The Indian Prime Minister recently disclosed the ‘Atmanirbhar Bharat Abhiyan’, or ‘Self-reliant India Mission’. The programme will feature an economic stimulus package worth Rs 20 lakh crores, aimed at facilitating the scheme’s execution. The proposed fiscal package represents 10% of India’s Gross Domestic Product (GDP) for the fiscal year 2019-2020. The package is set to focus on various aspects, including land, labour, liquidity, and laws.
The Self-Reliant India Mission
The ‘Self-Reliant India Mission’ plans to reduce import reliance by focusing on substitution, improving safety compliance, and producing quality goods to capture a global market share. The concept of self-reliance does not imply exclusionary or isolationist strategies but proposes to provide assistance globally. Emphasis is placed on promoting local products.
There are two phases projected for this mission. Phase 1 includes sectors such as medical textiles, electronics, plastics, and toys where local manufacturing and exports can be facilitated. Phase 2 includes products like gems and jewellery, pharma and steel, etc. This mission is structured around five pillars: economy infrastructure system, vibrant demography, and demand. It is expected that this mission will complement the ‘Make In India Initiative’ which seeks to boost manufacturing in India.
Inclusion of Reserve Bank of India’s (RBI) Expenditure in Fiscal Package
The proclaimed fiscal package is seen as substantially lower since it incorporates actions from the central bank, RBI, even though RBI only controls monetary policy and not fiscal policy, which is under the control of the government. As such, government expenditure and RBI’s actions are neither the same nor can they be combined in this manner. Essentially, fiscal packages aren’t declared this way globally. For example, when the US announced a relief package amounting to $3 trillion (Rs 225 lakh crore), it only referred to the government’s expenditure, excluding that of Federal Reserve, their central bank.
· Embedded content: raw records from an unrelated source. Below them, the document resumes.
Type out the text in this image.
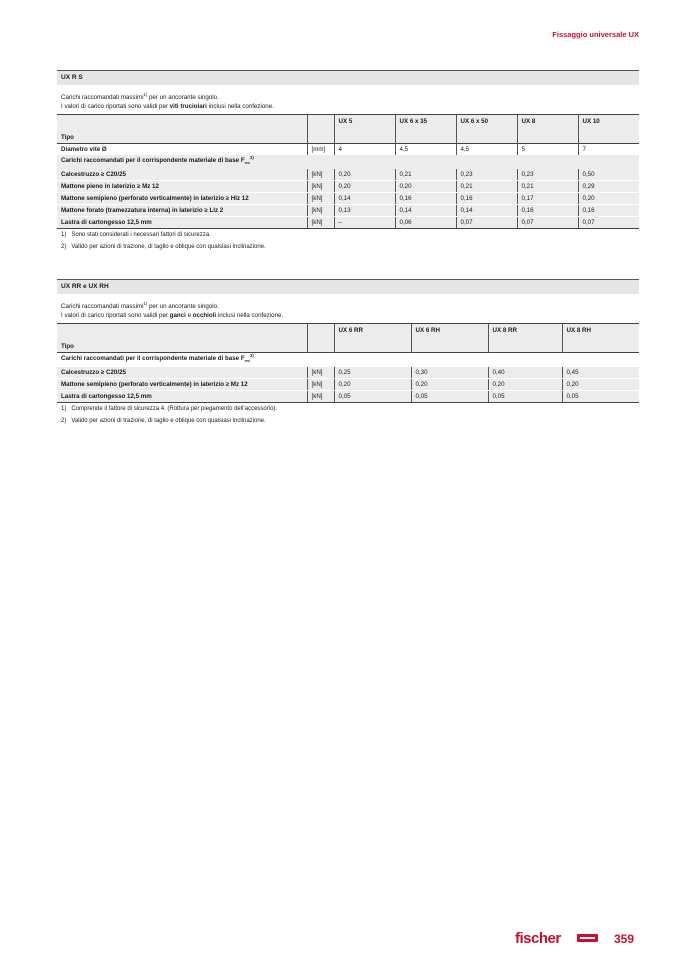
Fissaggio universale UX
UX R S
Carichi raccomandati massimi$^{1)}$ per un ancorante singolo.
I valori di carico riportati sono validi per viti truciolari inclusi nella confezione.
		UX 5	UX 6 x 35	UX 6 x 50	UX 8	UX 10
Tipo						
Diametro vite Ø	[mm]	4	4,5	4,5	5	7
Carichi raccomandati per il corrispondente materiale di base $F_{rec}^{2)}$
Calcestruzzo ≥ C20/25	[kN]	0,20	0,21	0,23	0,23	0,50
Mattone pieno in laterizio ≥ Mz 12	[kN]	0,20	0,20	0,21	0,21	0,29
Mattone semipieno (perforato verticalmente) in laterizio ≥ Hlz 12	[kN]	0,14	0,16	0,16	0,17	0,20
Mattone forato (tramezzatura interna) in laterizio ≥ Llz 2	[kN]	0,13	0,14	0,14	0,16	0,16
Lastra di cartongesso 12,5 mm	[kN]	–	0,06	0,07	0,07	0,07
1)   Sono stati considerati i necessari fattori di sicurezza.
2)   Valido per azioni di trazione, di taglio e oblique con qualsiasi inclinazione.
UX RR e UX RH
Carichi raccomandati massimi$^{1)}$ per un ancorante singolo.
I valori di carico riportati sono validi per ganci e occhioli inclusi nella confezione.
		UX 6 RR	UX 6 RH	UX 8 RR	UX 8 RH
Tipo					
Carichi raccomandati per il corrispondente materiale di base $F_{rec}^{2)}$
Calcestruzzo ≥ C20/25	[kN]	0,25	0,30	0,40	0,45
Mattone semipieno (perforato verticalmente) in laterizio ≥ Mz 12	[kN]	0,20	0,20	0,20	0,20
Lastra di cartongesso 12,5 mm	[kN]	0,05	0,05	0,05	0,05
1)   Comprende il fattore di sicurezza 4. (Rottura per piegamento dell’accessorio).
2)   Valido per azioni di trazione, di taglio e oblique con qualsiasi inclinazione.
fischer	359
Implications of RBI’s Inclusion in Fiscal Package
If the government includes RBI’s liquidity decisions as part of the fiscal package, then the actual new spending by the government can be significantly reduced. That’s because RBI has been implementing Long Term Repo Operation (LTRO), which aims to infuse liquidity into the banking system. Usually, the direct expenditure by a government contradicts with the RBI’s measures. This is because while the former directly stimulates the economy through wage subsidies or direct benefit transfers, the latter primarily makes more money available to the banks for lending to the broader economy.
However, during crises, banks are more likely to park this money back with RBI instead of lending it out, reducing the stimulus’s actual impact. Therefore, despite the declared stimulus amount being 10% of GDP, less than 5% cash outgo is expected.